The Silent Storm Within

The real pain is not what wounds can show,  

It’s the ache that hides, yet continues to grow.  

When silence itself begins to ask why,  

And every answer comes with a tear in the eye.  


When you stop whispering their name in prayer,  

But their memory still lingers everywhere.  

When joy feels heavy, too hard to bear,  

And there’s no one left to whom you can share.  


The outer pain fades with a gentle touch,  

But true pain lives—oh, it hurts so much.  

It fights within, a storm in disguise,  

The kind that kills you behind your own eyes.

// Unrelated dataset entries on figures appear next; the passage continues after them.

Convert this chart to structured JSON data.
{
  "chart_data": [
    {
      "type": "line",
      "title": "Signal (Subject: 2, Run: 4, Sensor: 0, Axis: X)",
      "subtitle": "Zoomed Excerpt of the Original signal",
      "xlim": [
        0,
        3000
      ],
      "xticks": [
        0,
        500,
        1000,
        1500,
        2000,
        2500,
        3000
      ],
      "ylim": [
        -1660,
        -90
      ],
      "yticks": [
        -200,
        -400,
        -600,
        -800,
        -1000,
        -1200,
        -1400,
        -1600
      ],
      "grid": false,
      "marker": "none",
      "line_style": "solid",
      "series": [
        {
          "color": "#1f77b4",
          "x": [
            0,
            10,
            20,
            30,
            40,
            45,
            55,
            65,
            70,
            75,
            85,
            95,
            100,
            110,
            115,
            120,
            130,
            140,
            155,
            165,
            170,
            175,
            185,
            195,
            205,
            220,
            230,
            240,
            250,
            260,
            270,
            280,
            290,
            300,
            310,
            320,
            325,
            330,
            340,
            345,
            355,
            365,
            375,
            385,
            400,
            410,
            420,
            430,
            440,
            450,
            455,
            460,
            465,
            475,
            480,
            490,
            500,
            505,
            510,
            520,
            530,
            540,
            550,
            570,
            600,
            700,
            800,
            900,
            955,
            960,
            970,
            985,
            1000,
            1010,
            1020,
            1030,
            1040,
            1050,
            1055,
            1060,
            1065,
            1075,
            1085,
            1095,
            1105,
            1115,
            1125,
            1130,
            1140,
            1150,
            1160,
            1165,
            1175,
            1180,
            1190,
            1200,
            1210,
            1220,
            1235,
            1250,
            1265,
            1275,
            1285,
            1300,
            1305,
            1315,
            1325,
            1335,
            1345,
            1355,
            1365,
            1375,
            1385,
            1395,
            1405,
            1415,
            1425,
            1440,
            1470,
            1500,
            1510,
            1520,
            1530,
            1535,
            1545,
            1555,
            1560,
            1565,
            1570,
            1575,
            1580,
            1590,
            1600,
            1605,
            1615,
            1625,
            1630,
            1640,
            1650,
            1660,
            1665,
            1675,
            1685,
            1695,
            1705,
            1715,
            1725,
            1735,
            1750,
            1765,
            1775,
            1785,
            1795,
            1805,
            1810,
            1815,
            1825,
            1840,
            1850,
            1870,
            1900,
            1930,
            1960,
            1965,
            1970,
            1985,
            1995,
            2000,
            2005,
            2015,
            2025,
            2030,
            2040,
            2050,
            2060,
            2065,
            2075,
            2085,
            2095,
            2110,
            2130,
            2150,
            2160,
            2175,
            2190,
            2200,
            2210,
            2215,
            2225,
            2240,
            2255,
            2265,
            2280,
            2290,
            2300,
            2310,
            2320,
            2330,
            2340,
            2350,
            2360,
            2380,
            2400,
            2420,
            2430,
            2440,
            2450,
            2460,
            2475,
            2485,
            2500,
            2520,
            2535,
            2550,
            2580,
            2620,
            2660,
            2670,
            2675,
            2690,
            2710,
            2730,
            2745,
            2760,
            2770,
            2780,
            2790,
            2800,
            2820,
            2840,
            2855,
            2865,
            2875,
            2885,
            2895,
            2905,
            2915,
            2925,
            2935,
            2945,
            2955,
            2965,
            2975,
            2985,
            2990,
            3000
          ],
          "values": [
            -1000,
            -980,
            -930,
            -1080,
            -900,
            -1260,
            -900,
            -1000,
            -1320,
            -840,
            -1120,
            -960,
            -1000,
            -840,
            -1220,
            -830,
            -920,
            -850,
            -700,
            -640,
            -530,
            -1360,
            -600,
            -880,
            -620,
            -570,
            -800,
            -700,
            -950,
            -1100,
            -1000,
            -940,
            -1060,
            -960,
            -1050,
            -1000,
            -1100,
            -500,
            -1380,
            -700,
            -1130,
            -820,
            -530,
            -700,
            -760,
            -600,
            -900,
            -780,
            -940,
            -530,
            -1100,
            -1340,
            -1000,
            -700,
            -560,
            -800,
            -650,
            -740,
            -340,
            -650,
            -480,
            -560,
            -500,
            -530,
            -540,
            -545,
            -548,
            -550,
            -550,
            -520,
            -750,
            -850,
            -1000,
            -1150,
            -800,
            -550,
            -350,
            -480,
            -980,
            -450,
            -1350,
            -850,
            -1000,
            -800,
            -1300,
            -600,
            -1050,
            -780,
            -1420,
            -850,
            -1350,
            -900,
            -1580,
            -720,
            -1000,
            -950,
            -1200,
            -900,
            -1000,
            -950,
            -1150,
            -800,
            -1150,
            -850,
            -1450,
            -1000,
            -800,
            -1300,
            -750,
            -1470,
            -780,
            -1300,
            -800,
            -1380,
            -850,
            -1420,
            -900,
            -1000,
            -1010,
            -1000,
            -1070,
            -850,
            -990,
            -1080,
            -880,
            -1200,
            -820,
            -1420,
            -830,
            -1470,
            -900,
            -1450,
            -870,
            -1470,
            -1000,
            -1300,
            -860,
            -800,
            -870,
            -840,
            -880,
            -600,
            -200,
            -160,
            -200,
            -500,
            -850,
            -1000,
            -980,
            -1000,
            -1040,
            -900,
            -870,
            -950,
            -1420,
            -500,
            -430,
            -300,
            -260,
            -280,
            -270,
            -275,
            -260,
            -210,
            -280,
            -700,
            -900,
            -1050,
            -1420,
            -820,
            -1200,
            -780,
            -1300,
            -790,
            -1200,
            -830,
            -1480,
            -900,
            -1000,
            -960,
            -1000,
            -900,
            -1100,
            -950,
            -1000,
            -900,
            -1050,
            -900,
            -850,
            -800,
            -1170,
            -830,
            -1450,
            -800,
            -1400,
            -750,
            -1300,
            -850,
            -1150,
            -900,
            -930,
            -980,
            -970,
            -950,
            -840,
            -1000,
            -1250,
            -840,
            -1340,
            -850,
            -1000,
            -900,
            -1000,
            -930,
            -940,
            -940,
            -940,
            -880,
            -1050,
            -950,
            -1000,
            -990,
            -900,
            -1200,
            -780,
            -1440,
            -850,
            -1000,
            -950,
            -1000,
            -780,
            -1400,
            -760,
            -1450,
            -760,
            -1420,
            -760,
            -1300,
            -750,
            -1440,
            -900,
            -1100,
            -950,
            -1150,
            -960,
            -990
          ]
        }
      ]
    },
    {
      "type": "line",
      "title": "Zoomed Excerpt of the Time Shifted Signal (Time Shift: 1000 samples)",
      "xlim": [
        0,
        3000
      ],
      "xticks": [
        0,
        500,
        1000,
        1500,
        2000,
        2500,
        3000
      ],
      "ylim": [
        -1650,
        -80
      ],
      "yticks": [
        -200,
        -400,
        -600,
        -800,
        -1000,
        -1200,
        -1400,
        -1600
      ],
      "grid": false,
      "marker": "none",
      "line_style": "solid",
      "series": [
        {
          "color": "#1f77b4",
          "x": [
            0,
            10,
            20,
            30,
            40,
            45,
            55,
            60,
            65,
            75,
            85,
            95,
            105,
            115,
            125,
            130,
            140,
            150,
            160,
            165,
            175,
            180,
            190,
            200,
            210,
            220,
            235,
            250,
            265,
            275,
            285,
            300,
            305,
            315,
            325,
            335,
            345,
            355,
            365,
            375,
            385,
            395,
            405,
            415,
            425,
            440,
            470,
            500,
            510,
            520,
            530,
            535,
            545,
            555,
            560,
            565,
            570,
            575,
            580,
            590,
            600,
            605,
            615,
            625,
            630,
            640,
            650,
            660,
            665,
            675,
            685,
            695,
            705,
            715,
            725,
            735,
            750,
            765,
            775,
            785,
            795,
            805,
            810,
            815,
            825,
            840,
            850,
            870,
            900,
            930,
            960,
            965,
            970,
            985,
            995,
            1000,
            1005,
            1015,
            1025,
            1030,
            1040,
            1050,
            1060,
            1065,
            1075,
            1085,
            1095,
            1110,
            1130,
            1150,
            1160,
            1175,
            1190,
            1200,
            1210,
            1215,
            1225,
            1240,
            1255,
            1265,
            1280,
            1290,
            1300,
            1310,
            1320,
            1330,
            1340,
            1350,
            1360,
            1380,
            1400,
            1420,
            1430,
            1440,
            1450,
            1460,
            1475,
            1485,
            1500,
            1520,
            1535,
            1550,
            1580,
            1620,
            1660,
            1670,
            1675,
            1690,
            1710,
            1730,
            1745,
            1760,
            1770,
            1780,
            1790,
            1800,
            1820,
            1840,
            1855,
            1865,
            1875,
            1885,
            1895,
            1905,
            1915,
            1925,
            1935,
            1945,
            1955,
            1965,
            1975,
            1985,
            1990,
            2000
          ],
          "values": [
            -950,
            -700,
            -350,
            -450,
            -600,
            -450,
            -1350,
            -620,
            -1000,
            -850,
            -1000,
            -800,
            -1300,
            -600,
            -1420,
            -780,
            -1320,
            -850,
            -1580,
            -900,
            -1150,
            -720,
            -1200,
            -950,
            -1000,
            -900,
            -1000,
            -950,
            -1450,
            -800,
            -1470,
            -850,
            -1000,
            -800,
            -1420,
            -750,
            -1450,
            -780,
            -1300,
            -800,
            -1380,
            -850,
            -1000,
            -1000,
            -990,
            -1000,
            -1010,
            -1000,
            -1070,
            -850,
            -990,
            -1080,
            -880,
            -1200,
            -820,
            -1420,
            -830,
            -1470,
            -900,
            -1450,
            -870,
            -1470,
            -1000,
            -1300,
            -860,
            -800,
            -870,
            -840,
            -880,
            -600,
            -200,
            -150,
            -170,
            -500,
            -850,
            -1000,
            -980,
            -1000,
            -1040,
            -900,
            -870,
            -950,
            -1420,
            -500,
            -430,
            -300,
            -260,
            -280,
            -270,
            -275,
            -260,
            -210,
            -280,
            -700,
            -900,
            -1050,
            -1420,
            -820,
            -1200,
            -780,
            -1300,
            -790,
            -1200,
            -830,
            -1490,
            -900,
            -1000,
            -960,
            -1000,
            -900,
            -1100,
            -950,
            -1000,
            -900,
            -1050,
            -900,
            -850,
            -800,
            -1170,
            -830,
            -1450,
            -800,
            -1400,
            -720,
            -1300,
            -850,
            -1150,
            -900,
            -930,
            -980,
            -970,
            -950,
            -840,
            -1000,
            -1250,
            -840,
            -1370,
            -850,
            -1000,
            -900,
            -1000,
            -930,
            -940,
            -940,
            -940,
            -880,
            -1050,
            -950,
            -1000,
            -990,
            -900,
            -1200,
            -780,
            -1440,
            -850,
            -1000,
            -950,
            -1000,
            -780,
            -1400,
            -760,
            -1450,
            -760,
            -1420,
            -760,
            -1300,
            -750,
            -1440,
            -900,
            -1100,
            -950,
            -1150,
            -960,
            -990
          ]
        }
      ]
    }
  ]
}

                             Aqib Hussain 


The poem explores the profound nature of internalized grief, contrasting easily healed physical wounds with the lingering, invisible agony of loss. It describes the isolation of carrying a memory that transforms joy into a burden and exists as a quiet, destructive force within the soul.

Key Takeaways

  • Invisible vs. Visible Pain: The author argues that "real" pain is deceptive; it isn't found in physical scars but in the growing ache that remains hidden from the world.
  • The Weight of Memory: Even when a person stops actively reaching out (stopping the "whisper in prayer"), the presence of the lost individual remains inescapable in every environment.
  • The Burden of Joy: A powerful observation in the poem is that happiness itself becomes difficult to endure when you have no one to share it with.
  • Internal Destruction: The "storm in disguise" suggests that while a person may appear fine on the outside, the grief is performing a slow, internal "killing" behind a calm exterior.

The Bottom Line

​Aqib Hussain’s poem serves as a reminder that the deepest suffering is often the most silent. It highlights the loneliness of a "storm" that rages within a person while they continue to move through the world, unseen and unheard.